RDC : Joseph Kabila estime les sanctions de Washington « profondément injustifiées »
Cette décision de Washington est « profondément injustifiée, motivée par des considérations politiques et fondée sur des accusations sans fondement », a déclaré M. Kabila dans un communiqué transmis à l'AFP.
Le gouvernement de Kinshasa avait déclaré plus tôt vendredi qu’il saluait ces sanctions comme « une étape importante dans la lutte contre l’impunité ».
Les États-Unis ont inscrit M. Kabila sur leur liste noire jeudi, l’accusant d’apporter un « soutien financier et politique » à des groupes qui sont « les principaux vecteurs de violence et d’instabilité » dans la région des Grands Lacs, en Afrique centrale.

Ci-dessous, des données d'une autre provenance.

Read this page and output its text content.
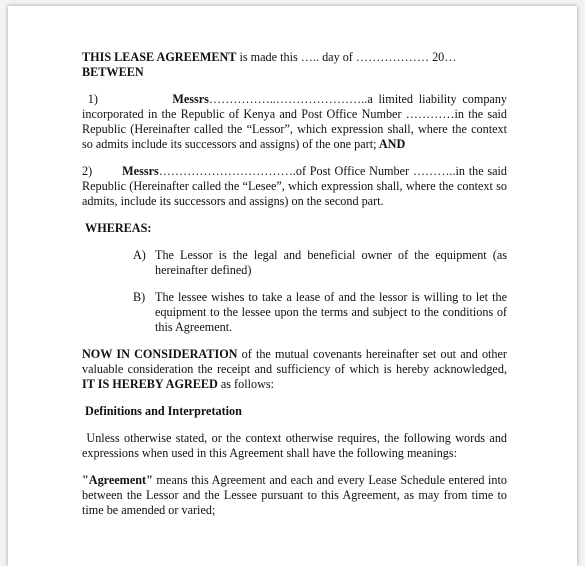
THIS LEASE AGREEMENT is made this ….. day of ……………… 20…

BETWEEN

1)	Messrs……………..…………………..a limited liability company incorporated in the Republic of Kenya and Post Office Number …………in the said Republic (Hereinafter called the “Lessor”, which expression shall, where the context so admits include its successors and assigns) of the one part; AND

2) Messrs…………………………….of Post Office Number ………..in the said Republic (Hereinafter called the “Lesee”, which expression shall, where the context so admits, include its successors and assigns) on the second part.

WHEREAS:

A) The Lessor is the legal and beneficial owner of the equipment (as hereinafter defined)
B) The lessee wishes to take a lease of and the lessor is willing to let the equipment to the lessee upon the terms and subject to the conditions of this Agreement.

NOW IN CONSIDERATION of the mutual covenants hereinafter set out and other valuable consideration the receipt and sufficiency of which is hereby acknowledged, IT IS HEREBY AGREED as follows:

Definitions and Interpretation

Unless otherwise stated, or the context otherwise requires, the following words and expressions when used in this Agreement shall have the following meanings:

"Agreement" means this Agreement and each and every Lease Schedule entered into between the Lessor and the Lessee pursuant to this Agreement, as may from time to time be amended or varied;
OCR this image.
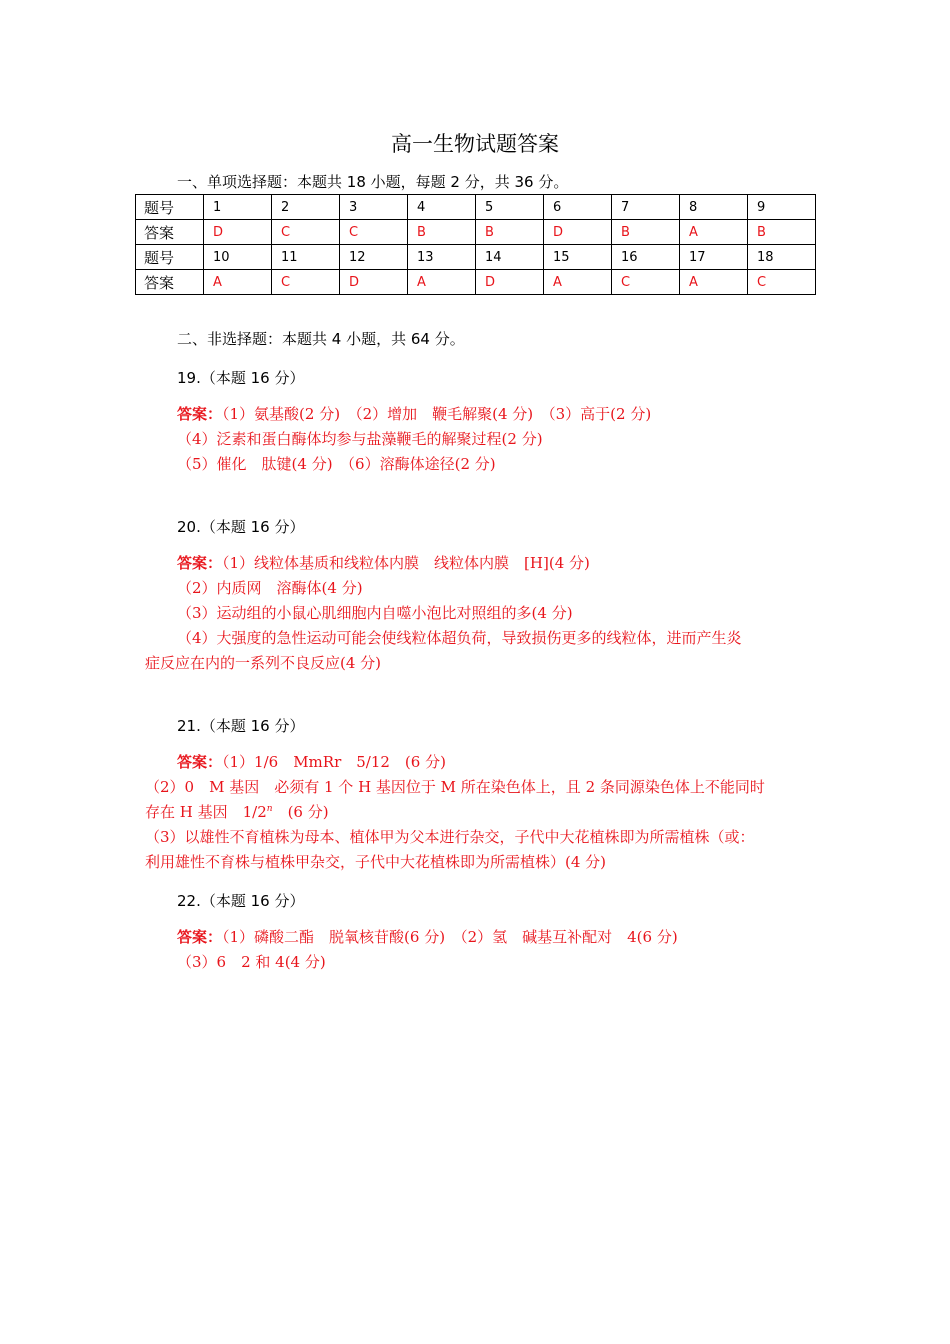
高一生物试题答案
一、单项选择题：本题共 18 小题，每题 2 分，共 36 分。
题号	1	2	3	4	5	6	7	8	9
答案	D	C	C	B	B	D	B	A	B
题号	10	11	12	13	14	15	16	17	18
答案	A	C	D	A	D	A	C	A	C
二、非选择题：本题共 4 小题，共 64 分。
19.（本题 16 分）
答案：（1）氨基酸(2 分)　（2）增加　鞭毛解聚(4 分)　（3）高于(2 分)
（4）泛素和蛋白酶体均参与盐藻鞭毛的解聚过程(2 分)
（5）催化　肽键(4 分)　（6）溶酶体途径(2 分)
20.（本题 16 分）
答案：（1）线粒体基质和线粒体内膜　线粒体内膜　[H](4 分)
（2）内质网　溶酶体(4 分)
（3）运动组的小鼠心肌细胞内自噬小泡比对照组的多(4 分)
（4）大强度的急性运动可能会使线粒体超负荷，导致损伤更多的线粒体，进而产生炎
症反应在内的一系列不良反应(4 分)
21.（本题 16 分）
答案：（1）1/6　MmRr　5/12　(6 分)
（2）0　M 基因　必须有 1 个 H 基因位于 M 所在染色体上，且 2 条同源染色体上不能同时
存在 H 基因　1/2$^n$　(6 分)
（3）以雄性不育植株为母本、植体甲为父本进行杂交，子代中大花植株即为所需植株（或：
利用雄性不育株与植株甲杂交，子代中大花植株即为所需植株）(4 分)
22.（本题 16 分）
答案：（1）磷酸二酯　脱氧核苷酸(6 分)　（2）氢　碱基互补配对　4(6 分)
（3）6　2 和 4(4 分)
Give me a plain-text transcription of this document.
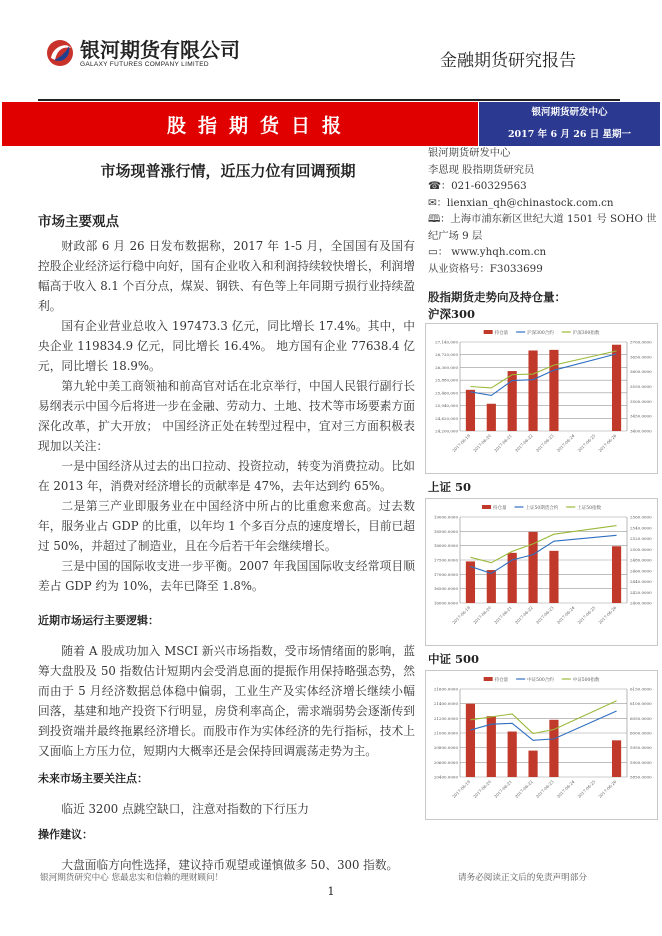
银河期货有限公司
GALAXY FUTURES COMPANY LIMITED	金融期货研究报告
股指期货日报
银河期货研发中心
2017 年 6 月 26 日 星期一
市场现普涨行情，近压力位有回调预期
银河期货研发中心
李恩现 股指期货研究员
☎：021-60329563
✉：lienxian_qh@chinastock.com.cn
🕮：上海市浦东新区世纪大道 1501 号 SOHO 世纪广场 9 层
▭： www.yhqh.com.cn
从业资格号：F3033699
股指期货走势向及持仓量：
沪深300
持仓量	沪深300合约	沪深300指数
24,200,000
24,620,000
25,040,000
25,460,000
25,880,000
26,300,000
26,720,000
27,140,000
3400.0000
3450.0000
3500.0000
3550.0000
3600.0000
3650.0000
3700.0000
2017-06-19 2017-06-20 2017-06-21 2017-06-22 2017-06-23 2017-06-24 2017-06-25 2017-06-26
上证 50
持仓量	上证50期货合约	上证50指数
16000.0000
16500.0000
17000.0000
17500.0000
18000.0000
18500.0000
19000.0000
2400.0000
2420.0000
2440.0000
2460.0000
2480.0000
2500.0000
2520.0000
2540.0000
2560.0000
2017-06-19 2017-06-20 2017-06-21 2017-06-22 2017-06-23 2017-06-24 2017-06-25 2017-06-26
中证 500
持仓量	中证500合约	中证500指数
20400.0000
20600.0000
20800.0000
21000.0000
21200.0000
21400.0000
21600.0000
5850.0000
5900.0000
5950.0000
6000.0000
6050.0000
6100.0000
6150.0000
2017-06-19 2017-06-20 2017-06-21 2017-06-22 2017-06-23 2017-06-24 2017-06-25 2017-06-26
市场主要观点

财政部 6 月 26 日发布数据称，2017 年 1-5 月，全国国有及国有控股企业经济运行稳中向好，国有企业收入和利润持续较快增长，利润增幅高于收入 8.1 个百分点，煤炭、钢铁、有色等上年同期亏损行业持续盈利。

国有企业营业总收入 197473.3 亿元，同比增长 17.4%。其中，中央企业 119834.9 亿元，同比增长 16.4%。 地方国有企业 77638.4 亿元，同比增长 18.9%。

第九轮中美工商领袖和前高官对话在北京举行，中国人民银行副行长易纲表示中国今后将进一步在金融、劳动力、土地、技术等市场要素方面深化改革，扩大开放； 中国经济正处在转型过程中，宜对三方面积极表现加以关注：

一是中国经济从过去的出口拉动、投资拉动，转变为消费拉动。比如在 2013 年，消费对经济增长的贡献率是 47%，去年达到约 65%。

二是第三产业即服务业在中国经济中所占的比重愈来愈高。过去数年，服务业占 GDP 的比重，以年均 1 个多百分点的速度增长，目前已超过 50%，并超过了制造业，且在今后若干年会继续增长。

三是中国的国际收支进一步平衡。2007 年我国国际收支经常项目顺差占 GDP 约为 10%，去年已降至 1.8%。

近期市场运行主要逻辑：
随着 A 股成功加入 MSCI 新兴市场指数，受市场情绪面的影响，蓝筹大盘股及 50 指数估计短期内会受消息面的提振作用保持略强态势，然而由于 5 月经济数据总体稳中偏弱，工业生产及实体经济增长继续小幅回落，基建和地产投资下行明显，房贷利率高企，需求端弱势会逐渐传到到投资端并最终拖累经济增长。而股市作为实体经济的先行指标，技术上又面临上方压力位，短期内大概率还是会保持回调震荡走势为主。
未来市场主要关注点：
临近 3200 点跳空缺口，注意对指数的下行压力
操作建议：
大盘面临方向性选择，建议持币观望或谨慎做多 50、300 指数。
银河期货研究中心 您最忠实和信赖的理财顾问！	请务必阅读正文后的免责声明部分
1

Washington a déjà imposé des sanctions au Rwanda, voisin de la RDC, dans le but de faire respecter un accord de paix resté lettre morte entre le M23 et le gouvernement congolais.
Cet accord de paix, annoncé en grande pompe par le président américain Donald Trump en décembre, comprend une disposition accordant aux industries américaines un accès privilégié aux vastes richesses minérales de l'est de la RDC.
Il a déclaré que la décision américaine de le mettre sur liste noire était « fondée sur le récit des autorités de Kinshasa, qui n’ont pas été en mesure d’étayer les accusations portées contre lui ».
Le gouvernement de la RDC, en revanche, a salué les sanctions américaines.
Il a déclaré qu’elles avaient des « implications opérationnelles » car elles limiteraient la prétendue « capacité de Kabila à mobiliser des fonds » ou « le soutien logistique susceptible d’alimenter et de prolonger la guerre ».
L'année dernière, un tribunal militaire congolais a condamné Kabila à mort par contumace pour trahison, pour « complicité » avec le M23 et sa branche politique, l'Alliance Fleuve Congo (AFC), qui cherche à renverser le président de la RDC, Félix Tshisekedi.
Cette condamnation empêche de fait Kabila de retourner à Kinshasa pour tenter un retour en politique.
Le M23 n'a pas réagi publiquement aux sanctions américaines.